"Yani Parker Lockwood'la beraber yaşayacağım. İnanabiliyor musun? Bu bir kabus olmalı!""İnanamıyorum, hayır inanamıyorum, sanırım bayılacağım. Çok heyecalı Luna!"
"Heyecanlı olmana sevindim Penny ama ben değilim." Kendimi yatağa attım. Derin bir nefes alıp konuşmaya devam ettim.
"Başka bir yolu olmalı. Bir yandan başkalarının benim hakkında düşündükleri umrumda değil ama diğer yandan bakınca bu çok utanç verici."
"Luna sakin ol, bunu herkes yaşayabilir. Şuanda zor bir durumdasınız ve bu sizin tek şansınız."
"Penny neden ben?!" Telefonu Penny'nin suratına kapattım. Yanlış birşey söylememişti. Beni sakinleştirmeye çalışmıştı evet ama sinirliydim ve daha fazla konuşamazdım. Erken uyuyabilmek için kendimi zorladım. Ne kadar fazla uyursam o kadar az düşünürdüm. Öyle de oldu. Sabaha kadar çok rahat bir uyku çektim.
Sabah Penny bizdeydi. Hala beni teselli etmeye çalışıyordu
"Hadi ama, göründüğü kadar kötü değil."
"Göründüğünden bile daha kötü Penny."
"Arkadaş olduğunuzu hayal et, eeekk bütün partilere gidebiliriz. Heyecan verici değil mi?"
"Fazla heyecanlı değil, böyle mutluyum."
"Partilerden bahsetmişken, Dustin'in partisi hakkında bir karar verdin mi?"
"Bilmiyorum. Şuan endişelenmem gereken daha önemli konular var."
"Tabi, anlıyorum." cevap vermedim. konuşmaya devam etti.
"Ne zaman taşınıyorsunuz? Tarihi belli mi?"
"Haftanın bitimine kadar taşınmamız gerekiyor."
Penny'le biraz vakit geçirmek iyi geldi. Kafamın dağılmasına yardımcı oldu. Pazartesi sabahı okul günüydü. Her zamanki gibi sabahki rutinlerimi yaptım ve annemin yanına gittim.

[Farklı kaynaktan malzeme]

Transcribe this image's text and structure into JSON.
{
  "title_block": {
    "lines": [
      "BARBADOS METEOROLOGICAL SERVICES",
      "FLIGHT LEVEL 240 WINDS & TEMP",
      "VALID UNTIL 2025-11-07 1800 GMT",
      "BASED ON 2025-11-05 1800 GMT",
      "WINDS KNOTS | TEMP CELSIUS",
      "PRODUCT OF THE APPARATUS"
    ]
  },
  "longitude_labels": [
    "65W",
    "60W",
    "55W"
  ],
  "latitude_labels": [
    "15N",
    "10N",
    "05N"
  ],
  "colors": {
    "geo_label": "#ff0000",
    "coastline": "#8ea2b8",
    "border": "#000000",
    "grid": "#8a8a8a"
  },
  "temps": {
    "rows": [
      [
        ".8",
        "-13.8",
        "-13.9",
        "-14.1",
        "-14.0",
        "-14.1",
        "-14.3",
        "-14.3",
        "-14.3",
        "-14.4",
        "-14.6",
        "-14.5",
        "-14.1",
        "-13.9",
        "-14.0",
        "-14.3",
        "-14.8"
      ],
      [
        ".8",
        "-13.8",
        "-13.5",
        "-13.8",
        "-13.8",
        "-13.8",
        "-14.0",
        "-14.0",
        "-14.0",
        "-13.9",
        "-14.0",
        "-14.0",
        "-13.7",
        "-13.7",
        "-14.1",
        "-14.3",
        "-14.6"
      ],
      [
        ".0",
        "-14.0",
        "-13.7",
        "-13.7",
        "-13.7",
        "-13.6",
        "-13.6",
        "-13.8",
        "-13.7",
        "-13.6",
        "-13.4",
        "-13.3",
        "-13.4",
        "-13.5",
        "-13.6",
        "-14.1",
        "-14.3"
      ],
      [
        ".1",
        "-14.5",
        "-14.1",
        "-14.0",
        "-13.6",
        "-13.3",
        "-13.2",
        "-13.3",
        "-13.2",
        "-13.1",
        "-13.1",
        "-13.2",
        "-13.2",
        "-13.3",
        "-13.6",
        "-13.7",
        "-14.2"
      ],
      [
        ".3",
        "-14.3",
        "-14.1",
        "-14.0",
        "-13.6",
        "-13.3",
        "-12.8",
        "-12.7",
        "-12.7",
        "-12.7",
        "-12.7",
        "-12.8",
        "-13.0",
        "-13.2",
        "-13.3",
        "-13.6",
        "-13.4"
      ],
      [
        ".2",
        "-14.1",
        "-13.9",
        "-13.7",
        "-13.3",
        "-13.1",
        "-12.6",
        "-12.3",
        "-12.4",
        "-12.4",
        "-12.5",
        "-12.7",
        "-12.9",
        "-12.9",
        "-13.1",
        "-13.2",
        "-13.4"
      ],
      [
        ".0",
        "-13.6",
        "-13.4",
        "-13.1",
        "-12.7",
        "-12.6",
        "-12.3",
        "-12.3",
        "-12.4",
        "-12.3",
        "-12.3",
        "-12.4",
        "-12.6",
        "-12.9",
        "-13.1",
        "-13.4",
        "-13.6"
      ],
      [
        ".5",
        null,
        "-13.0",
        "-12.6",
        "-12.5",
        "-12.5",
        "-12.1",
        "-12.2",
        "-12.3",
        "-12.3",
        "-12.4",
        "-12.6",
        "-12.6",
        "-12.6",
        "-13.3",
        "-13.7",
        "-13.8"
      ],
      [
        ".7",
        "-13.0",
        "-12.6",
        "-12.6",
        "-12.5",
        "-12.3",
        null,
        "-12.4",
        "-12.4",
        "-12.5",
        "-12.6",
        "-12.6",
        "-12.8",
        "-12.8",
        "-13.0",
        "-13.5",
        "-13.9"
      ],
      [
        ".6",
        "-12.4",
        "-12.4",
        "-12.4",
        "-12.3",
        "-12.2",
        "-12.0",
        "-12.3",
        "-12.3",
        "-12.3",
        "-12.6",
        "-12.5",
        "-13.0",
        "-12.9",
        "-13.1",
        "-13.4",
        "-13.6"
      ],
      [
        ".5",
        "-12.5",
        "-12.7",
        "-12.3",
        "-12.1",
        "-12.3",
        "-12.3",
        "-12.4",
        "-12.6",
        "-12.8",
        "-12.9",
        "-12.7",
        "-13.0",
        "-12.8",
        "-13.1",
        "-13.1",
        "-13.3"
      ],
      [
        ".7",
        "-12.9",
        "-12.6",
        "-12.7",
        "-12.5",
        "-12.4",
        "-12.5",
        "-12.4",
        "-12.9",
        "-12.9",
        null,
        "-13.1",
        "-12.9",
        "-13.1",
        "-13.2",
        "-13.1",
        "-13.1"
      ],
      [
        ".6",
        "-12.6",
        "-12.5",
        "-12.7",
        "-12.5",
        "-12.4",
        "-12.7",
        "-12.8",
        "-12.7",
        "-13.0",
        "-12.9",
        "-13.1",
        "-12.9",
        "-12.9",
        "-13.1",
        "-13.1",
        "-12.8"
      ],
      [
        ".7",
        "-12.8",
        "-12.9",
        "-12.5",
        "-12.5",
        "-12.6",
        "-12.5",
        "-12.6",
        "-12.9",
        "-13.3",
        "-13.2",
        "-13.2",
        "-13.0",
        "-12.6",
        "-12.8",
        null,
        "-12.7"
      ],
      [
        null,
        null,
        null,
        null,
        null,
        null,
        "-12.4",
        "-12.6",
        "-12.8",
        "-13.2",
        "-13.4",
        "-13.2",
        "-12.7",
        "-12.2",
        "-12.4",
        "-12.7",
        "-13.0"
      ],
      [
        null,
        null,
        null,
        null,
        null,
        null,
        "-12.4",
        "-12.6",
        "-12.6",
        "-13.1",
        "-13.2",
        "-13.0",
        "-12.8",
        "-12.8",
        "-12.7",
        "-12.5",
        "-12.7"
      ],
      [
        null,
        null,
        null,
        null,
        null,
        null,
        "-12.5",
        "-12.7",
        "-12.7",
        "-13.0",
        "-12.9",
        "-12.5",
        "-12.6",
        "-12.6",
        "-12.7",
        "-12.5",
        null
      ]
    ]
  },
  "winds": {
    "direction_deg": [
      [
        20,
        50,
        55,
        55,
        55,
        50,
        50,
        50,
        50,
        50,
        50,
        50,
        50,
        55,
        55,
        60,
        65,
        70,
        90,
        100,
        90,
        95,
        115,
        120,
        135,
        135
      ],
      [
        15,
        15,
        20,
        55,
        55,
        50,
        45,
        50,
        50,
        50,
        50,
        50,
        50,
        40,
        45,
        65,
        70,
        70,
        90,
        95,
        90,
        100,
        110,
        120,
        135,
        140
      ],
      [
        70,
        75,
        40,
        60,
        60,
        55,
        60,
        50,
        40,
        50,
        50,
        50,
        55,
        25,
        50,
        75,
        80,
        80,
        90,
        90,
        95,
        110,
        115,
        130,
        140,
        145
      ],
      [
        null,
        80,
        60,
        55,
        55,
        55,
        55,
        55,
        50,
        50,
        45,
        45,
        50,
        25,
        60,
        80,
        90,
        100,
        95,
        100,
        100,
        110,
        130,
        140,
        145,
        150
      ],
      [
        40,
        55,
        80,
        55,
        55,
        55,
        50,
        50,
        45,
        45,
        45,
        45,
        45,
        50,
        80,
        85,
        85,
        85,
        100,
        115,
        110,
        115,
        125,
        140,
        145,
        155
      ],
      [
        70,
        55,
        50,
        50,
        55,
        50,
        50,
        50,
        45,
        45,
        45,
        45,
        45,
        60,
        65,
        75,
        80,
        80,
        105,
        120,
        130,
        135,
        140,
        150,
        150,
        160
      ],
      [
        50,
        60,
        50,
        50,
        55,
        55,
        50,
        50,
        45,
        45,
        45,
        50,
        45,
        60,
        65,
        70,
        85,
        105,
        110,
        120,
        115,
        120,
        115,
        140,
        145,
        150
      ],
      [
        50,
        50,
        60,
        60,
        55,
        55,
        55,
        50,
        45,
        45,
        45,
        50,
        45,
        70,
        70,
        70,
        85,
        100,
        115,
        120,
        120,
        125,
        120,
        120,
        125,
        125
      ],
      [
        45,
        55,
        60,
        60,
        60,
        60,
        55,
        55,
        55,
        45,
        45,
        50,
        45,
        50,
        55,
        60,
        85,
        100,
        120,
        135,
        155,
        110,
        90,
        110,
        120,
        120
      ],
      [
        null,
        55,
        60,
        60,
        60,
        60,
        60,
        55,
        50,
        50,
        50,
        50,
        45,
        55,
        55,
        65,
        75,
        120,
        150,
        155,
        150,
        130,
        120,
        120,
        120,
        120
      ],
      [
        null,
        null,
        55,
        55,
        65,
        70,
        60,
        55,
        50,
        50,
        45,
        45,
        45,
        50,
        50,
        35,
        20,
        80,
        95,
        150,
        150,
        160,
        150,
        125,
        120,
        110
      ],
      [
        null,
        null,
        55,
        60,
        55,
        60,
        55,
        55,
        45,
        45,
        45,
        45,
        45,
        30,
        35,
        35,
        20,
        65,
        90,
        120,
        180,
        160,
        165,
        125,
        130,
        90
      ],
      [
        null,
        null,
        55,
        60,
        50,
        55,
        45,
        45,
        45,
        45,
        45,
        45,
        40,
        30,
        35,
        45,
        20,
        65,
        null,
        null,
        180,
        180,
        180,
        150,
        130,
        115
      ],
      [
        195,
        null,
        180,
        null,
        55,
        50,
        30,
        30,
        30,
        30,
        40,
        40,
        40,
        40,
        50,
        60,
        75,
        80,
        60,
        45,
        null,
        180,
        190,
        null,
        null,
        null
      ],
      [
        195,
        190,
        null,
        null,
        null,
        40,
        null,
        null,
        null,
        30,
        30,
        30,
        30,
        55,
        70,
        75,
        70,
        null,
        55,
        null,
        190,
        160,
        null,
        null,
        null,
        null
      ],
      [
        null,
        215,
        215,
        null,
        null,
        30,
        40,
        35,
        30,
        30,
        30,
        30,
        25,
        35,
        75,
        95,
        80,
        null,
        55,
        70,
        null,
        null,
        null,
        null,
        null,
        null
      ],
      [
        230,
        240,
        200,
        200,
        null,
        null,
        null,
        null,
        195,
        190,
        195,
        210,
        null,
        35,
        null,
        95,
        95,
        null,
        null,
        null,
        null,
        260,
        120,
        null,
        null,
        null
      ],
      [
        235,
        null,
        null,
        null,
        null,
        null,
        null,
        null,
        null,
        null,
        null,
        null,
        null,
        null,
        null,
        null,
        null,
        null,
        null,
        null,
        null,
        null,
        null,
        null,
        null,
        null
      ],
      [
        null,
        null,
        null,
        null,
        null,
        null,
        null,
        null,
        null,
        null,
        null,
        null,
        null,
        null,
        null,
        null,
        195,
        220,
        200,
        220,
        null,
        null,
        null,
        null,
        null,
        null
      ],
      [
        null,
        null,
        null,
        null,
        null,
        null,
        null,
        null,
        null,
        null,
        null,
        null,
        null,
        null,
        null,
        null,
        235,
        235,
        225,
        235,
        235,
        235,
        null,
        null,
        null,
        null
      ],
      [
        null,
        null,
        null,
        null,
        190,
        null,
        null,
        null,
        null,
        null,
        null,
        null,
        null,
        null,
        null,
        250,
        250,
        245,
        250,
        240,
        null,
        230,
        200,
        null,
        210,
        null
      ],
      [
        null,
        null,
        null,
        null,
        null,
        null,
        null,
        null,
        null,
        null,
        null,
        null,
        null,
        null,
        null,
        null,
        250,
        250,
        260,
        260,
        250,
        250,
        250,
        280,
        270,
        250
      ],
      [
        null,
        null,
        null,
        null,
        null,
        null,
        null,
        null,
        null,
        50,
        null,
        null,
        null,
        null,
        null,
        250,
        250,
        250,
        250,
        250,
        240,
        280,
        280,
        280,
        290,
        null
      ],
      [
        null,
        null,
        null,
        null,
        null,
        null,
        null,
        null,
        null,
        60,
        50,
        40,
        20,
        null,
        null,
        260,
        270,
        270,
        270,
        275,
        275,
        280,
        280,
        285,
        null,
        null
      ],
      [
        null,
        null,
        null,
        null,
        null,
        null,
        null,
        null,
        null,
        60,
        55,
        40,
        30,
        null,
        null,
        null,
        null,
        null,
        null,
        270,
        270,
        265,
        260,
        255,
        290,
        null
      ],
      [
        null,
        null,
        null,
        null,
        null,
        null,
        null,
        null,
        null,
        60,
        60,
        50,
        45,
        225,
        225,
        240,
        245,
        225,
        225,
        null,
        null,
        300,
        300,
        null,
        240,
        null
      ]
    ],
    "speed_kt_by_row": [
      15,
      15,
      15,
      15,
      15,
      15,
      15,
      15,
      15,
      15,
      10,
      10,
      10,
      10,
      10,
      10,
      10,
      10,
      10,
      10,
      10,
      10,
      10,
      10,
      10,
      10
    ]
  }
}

"Günaydın tatlım, işten bazı arkadaşlarım bana bu akşam taşınmak için yardım etmeyi teklif etti. Ama eşyalarımızın çoğu depoya gidecek. Şanslıyız ki, 60 hafta için onları saklayacağımız bir yer buldum. Fazla tutmayacak ama sadece önemli eşyalara ihtiyacımız var."
"Bu güzel bir haber. Yani ne zaman taşınıyoruz?"
"Cumartesi, ne zaman olduğunu bilmiyorum ama sabah diye umuyorum. Bay Gilling en geç öğleden sonra çıkmamız gerektiğini söylüyor."
"Peki."
"Herşey yoluna girecek, sadece bir süre farklı olacak."
"Evet, tamam anne."
Okula gittim ve Bayan Meadows'un dersine girdim.
"Peki,bütün asitlerin ortak elementi nedir? Luna?" Tabii ki yine ben.
"Hidrojen."
"Evet, doğru. Bravo Luna." Kapı açıldı. Parker bütün coolluğuyla içeri girdi.
"Saatin kaç olduğunu düşünüyorsunuz Bay Lockwood?" Bayan Meadows biraz durup devam etti.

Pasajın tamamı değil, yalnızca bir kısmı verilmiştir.